= Elizabeth Mawson =

Canadian mezzo-soprano

Elizabeth Anne Mawson (14 February 1927 – 16 February 2008) was a Canadian mezzo-soprano who appeared in opera, operetta, and musical theatre.

== Life and career ==
She was particularly known for her performances as Marilla in Anne of Green Gables, a role which she performed annually at the Charlottetown Festival for nearly 30 years, as well as in Canadian touring productions in 1970, 1973, 1980, and 1986. She was married to the bass-baritone singer Howard Mawson and frequently performed with him in the Toronto Light Opera Association.

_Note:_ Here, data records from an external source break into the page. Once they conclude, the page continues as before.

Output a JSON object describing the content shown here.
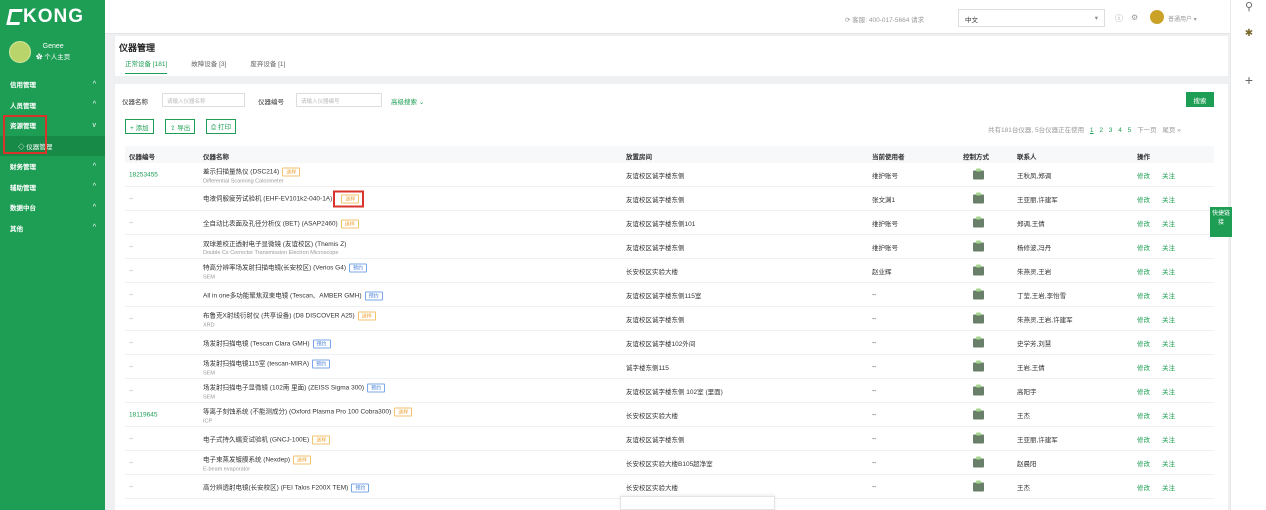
{
  "sidebar": {
    "logo": "KONG",
    "user_name": "Genee",
    "user_home": "✿ 个人主页",
    "items": [
      {
        "label": "信用管理",
        "chevron": "^"
      },
      {
        "label": "人员管理",
        "chevron": "^"
      },
      {
        "label": "资源管理",
        "chevron": "v"
      },
      {
        "label": "◇ 仪器管理",
        "chevron": ""
      },
      {
        "label": "财务管理",
        "chevron": "^"
      },
      {
        "label": "辅助管理",
        "chevron": "^"
      },
      {
        "label": "数据中台",
        "chevron": "^"
      },
      {
        "label": "其他",
        "chevron": "^"
      }
    ]
  },
  "topbar": {
    "phone": "客服: 400-017-5664 请求",
    "language": "中文",
    "user_role": "普通用户"
  },
  "header": {
    "title": "仪器管理",
    "tabs": [
      {
        "label": "正常设备 [181]"
      },
      {
        "label": "故障设备 [3]"
      },
      {
        "label": "废弃设备 [1]"
      }
    ]
  },
  "filters": {
    "name_label": "仪器名称",
    "name_placeholder": "请输入仪器名称",
    "code_label": "仪器编号",
    "code_placeholder": "请输入仪器编号",
    "advanced": "高级搜索",
    "search": "搜索"
  },
  "toolbar": {
    "add": "+ 添加",
    "export": "导出",
    "print": "打印"
  },
  "pagination": {
    "summary": "共有181台仪器, 5台仪器正在使用",
    "pages": [
      "1",
      "2",
      "3",
      "4",
      "5"
    ],
    "next": "下一页",
    "last": "尾页 »"
  },
  "table": {
    "headers": [
      "仪器编号",
      "仪器名称",
      "放置房间",
      "当前使用者",
      "控制方式",
      "联系人",
      "操作"
    ],
    "rows": [
      {
        "code": "18253455",
        "name": "差示扫描量热仪 (DSC214)",
        "subname": "Differential Scanning Calorimeter",
        "badge": "送样",
        "badge_type": "orange",
        "room": "友谊校区诚字楼东侧",
        "user": "维护账号",
        "contact": "王秋凤,郑调"
      },
      {
        "code": "--",
        "name": "电液伺服疲劳试验机 (EHF-EV101k2-040-1A)",
        "subname": "",
        "badge": "送样",
        "badge_type": "orange",
        "room": "友谊校区诚字楼东侧",
        "user": "张文渊1",
        "contact": "王亚丽,许建军"
      },
      {
        "code": "--",
        "name": "全自动比表面及孔径分析仪 (BET) (ASAP2460)",
        "subname": "",
        "badge": "送样",
        "badge_type": "orange",
        "room": "友谊校区诚字楼东侧101",
        "user": "维护账号",
        "contact": "郑调,王倩"
      },
      {
        "code": "--",
        "name": "双球差校正透射电子显微镜 (友谊校区) (Themis Z)",
        "subname": "Double Cs Corrector Transmission Electron Microscope",
        "badge": "",
        "badge_type": "",
        "room": "友谊校区诚字楼东侧",
        "user": "维护账号",
        "contact": "杨修波,冯丹"
      },
      {
        "code": "--",
        "name": "特高分辨率场发射扫描电镜(长安校区) (Verios G4)",
        "subname": "SEM",
        "badge": "预约",
        "badge_type": "blue",
        "room": "长安校区实验大楼",
        "user": "赵业辉",
        "contact": "朱燕灵,王岩"
      },
      {
        "code": "--",
        "name": "All in one多功能聚焦双束电镜 (Tescan、AMBER GMH)",
        "subname": "",
        "badge": "预约",
        "badge_type": "blue",
        "room": "友谊校区诚字楼东侧115室",
        "user": "--",
        "contact": "丁莹,王岩,李怡雪"
      },
      {
        "code": "--",
        "name": "布鲁克X射线衍射仪 (共享设备) (D8 DISCOVER A25)",
        "subname": "XRD",
        "badge": "送样",
        "badge_type": "orange",
        "room": "友谊校区诚字楼东侧",
        "user": "--",
        "contact": "朱燕灵,王岩,许建军"
      },
      {
        "code": "--",
        "name": "场发射扫描电镜 (Tescan Clara GMH)",
        "subname": "",
        "badge": "预约",
        "badge_type": "blue",
        "room": "友谊校区诚字楼102外间",
        "user": "--",
        "contact": "史学芳,刘慧"
      },
      {
        "code": "--",
        "name": "场发射扫描电镜115室 (tescan-MIRA)",
        "subname": "SEM",
        "badge": "预约",
        "badge_type": "blue",
        "room": "诚字楼东侧115",
        "user": "--",
        "contact": "王岩,王倩"
      },
      {
        "code": "--",
        "name": "场发射扫描电子显微镜 (102南 里面) (ZEISS Sigma 300)",
        "subname": "SEM",
        "badge": "预约",
        "badge_type": "blue",
        "room": "友谊校区诚字楼东侧 102室 (里面)",
        "user": "--",
        "contact": "高阳宇"
      },
      {
        "code": "18119645",
        "name": "等离子刻蚀系统 (不能测成分) (Oxford Plasma Pro 100 Cobra300)",
        "subname": "ICP",
        "badge": "送样",
        "badge_type": "orange",
        "room": "长安校区实验大楼",
        "user": "--",
        "contact": "王杰"
      },
      {
        "code": "--",
        "name": "电子式持久蠕变试验机 (GNCJ-100E)",
        "subname": "",
        "badge": "送样",
        "badge_type": "orange",
        "room": "友谊校区诚字楼东侧",
        "user": "--",
        "contact": "王亚丽,许建军"
      },
      {
        "code": "--",
        "name": "电子束蒸发镀膜系统 (Nexdep)",
        "subname": "E-beam evaporator",
        "badge": "送样",
        "badge_type": "orange",
        "room": "长安校区实验大楼B105超净室",
        "user": "--",
        "contact": "赵晨阳"
      },
      {
        "code": "--",
        "name": "高分辨透射电镜(长安校区) (FEI Talos F200X TEM)",
        "subname": "",
        "badge": "预约",
        "badge_type": "blue",
        "room": "长安校区实验大楼",
        "user": "--",
        "contact": "王杰"
      }
    ],
    "actions": [
      "修改",
      "关注"
    ]
  },
  "float_link": "快捷链接",
  "colors": {
    "brand": "#1e9e55",
    "highlight": "#d9342b"
  }
}
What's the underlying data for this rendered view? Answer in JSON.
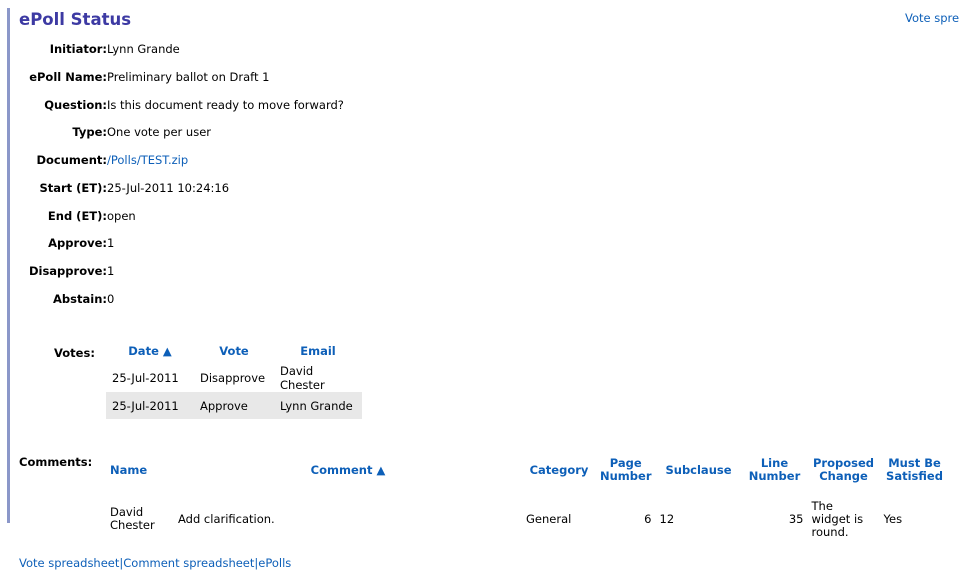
{
  "header": {
    "title": "ePoll Status",
    "top_link": "Vote spre"
  },
  "fields": [
    {
      "label": "Initiator:",
      "value": "Lynn Grande"
    },
    {
      "label": "ePoll Name:",
      "value": "Preliminary ballot on Draft 1"
    },
    {
      "label": "Question:",
      "value": "Is this document ready to move forward?"
    },
    {
      "label": "Type:",
      "value": "One vote per user"
    },
    {
      "label": "Document:",
      "value": "/Polls/TEST.zip"
    },
    {
      "label": "Start (ET):",
      "value": "25-Jul-2011 10:24:16"
    },
    {
      "label": "End (ET):",
      "value": "open"
    },
    {
      "label": "Approve:",
      "value": "1"
    },
    {
      "label": "Disapprove:",
      "value": "1"
    },
    {
      "label": "Abstain:",
      "value": "0"
    }
  ],
  "votes": {
    "label": "Votes:",
    "headers": [
      "Date ▲",
      "Vote",
      "Email"
    ],
    "rows": [
      [
        "25-Jul-2011",
        "Disapprove",
        "David Chester"
      ],
      [
        "25-Jul-2011",
        "Approve",
        "Lynn Grande"
      ]
    ]
  },
  "comments": {
    "label": "Comments:",
    "headers": {
      "name": "Name",
      "comment": "Comment ▲",
      "category": "Category",
      "page_line1": "Page",
      "page_line2": "Number",
      "subclause": "Subclause",
      "line_line1": "Line",
      "line_line2": "Number",
      "proposed_line1": "Proposed",
      "proposed_line2": "Change",
      "must_line1": "Must Be",
      "must_line2": "Satisfied"
    },
    "rows": [
      {
        "name_line1": "David",
        "name_line2": "Chester",
        "comment": "Add clarification.",
        "category": "General",
        "page": "6",
        "subclause": "12",
        "line": "35",
        "proposed_line1": "The",
        "proposed_line2": "widget is",
        "proposed_line3": "round.",
        "must": "Yes"
      }
    ]
  },
  "footer": {
    "links": [
      "Vote spreadsheet",
      "Comment spreadsheet",
      "ePolls"
    ],
    "separator": "|"
  },
  "colors": {
    "title": "#3d3aa3",
    "link": "#0d5fb8",
    "left_bar": "#8b97c9",
    "row_shade": "#e8e8e8"
  }
}
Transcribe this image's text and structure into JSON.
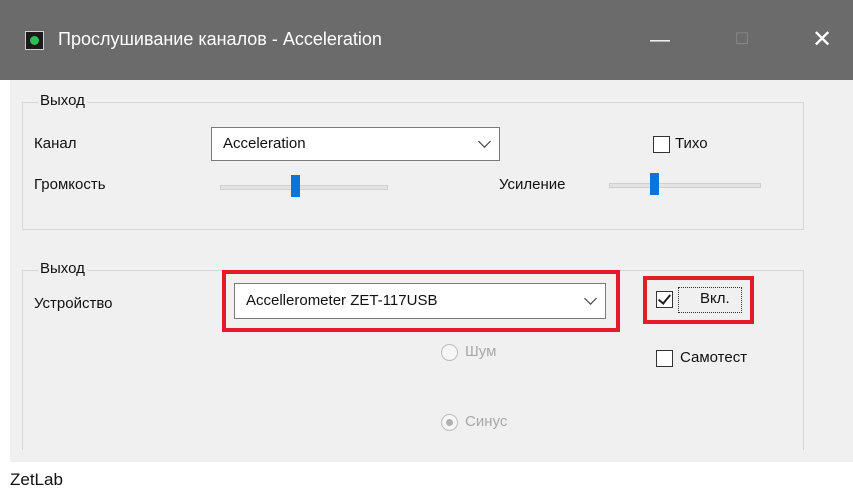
{
  "window": {
    "title": "Прослушивание каналов - Acceleration",
    "minimize": "—",
    "maximize": "☐",
    "close": "✕"
  },
  "group1": {
    "legend": "Выход",
    "channel_label": "Канал",
    "channel_value": "Acceleration",
    "quiet_label": "Тихо",
    "volume_label": "Громкость",
    "volume_value": 0.45,
    "gain_label": "Усиление",
    "gain_value": 0.3
  },
  "group2": {
    "legend": "Выход",
    "device_label": "Устройство",
    "device_value": "Accellerometer ZET-117USB",
    "enable_label": "Вкл.",
    "enable_checked": true,
    "noise_label": "Шум",
    "selftest_label": "Самотест",
    "sine_label": "Синус"
  },
  "status_text": "ZetLab",
  "colors": {
    "highlight": "#e21c2b",
    "titlebar": "#6b6b6b",
    "slider_thumb": "#0a74d8"
  }
}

After its demise, she appeared in 1957 as Hanna in The Merry Widow and Carrie Pipperidge in Carousel with the Opera Festival Association of Toronto, and in the 1960s with its successor, the Canadian Opera Company, as Martha in Faust and Flora in La traviata, and also at the Stratford Festival as Hebe in H.M.S. Pinafore and Marcellina in The Marriage of Figaro. Other roles included Miss Todd in Gian-Carlo Menotti's The Old Maid and the Thief. Mawson was born in Toronto and died in her native city at the age of 81.

== Legacy ==
Her sons Douglas and Allan have launched an endowment fund in her memory. The Elizabeth Mawson Theatre Legacy Fund will ensure support is available for scriptwriters, choreographers, performers, songwriters and directors and make sure that read-throughs and workshops are made possible for new development projects at The Charlottetown Festival. The fund is held within the Confederation Centre of the Arts Foundation.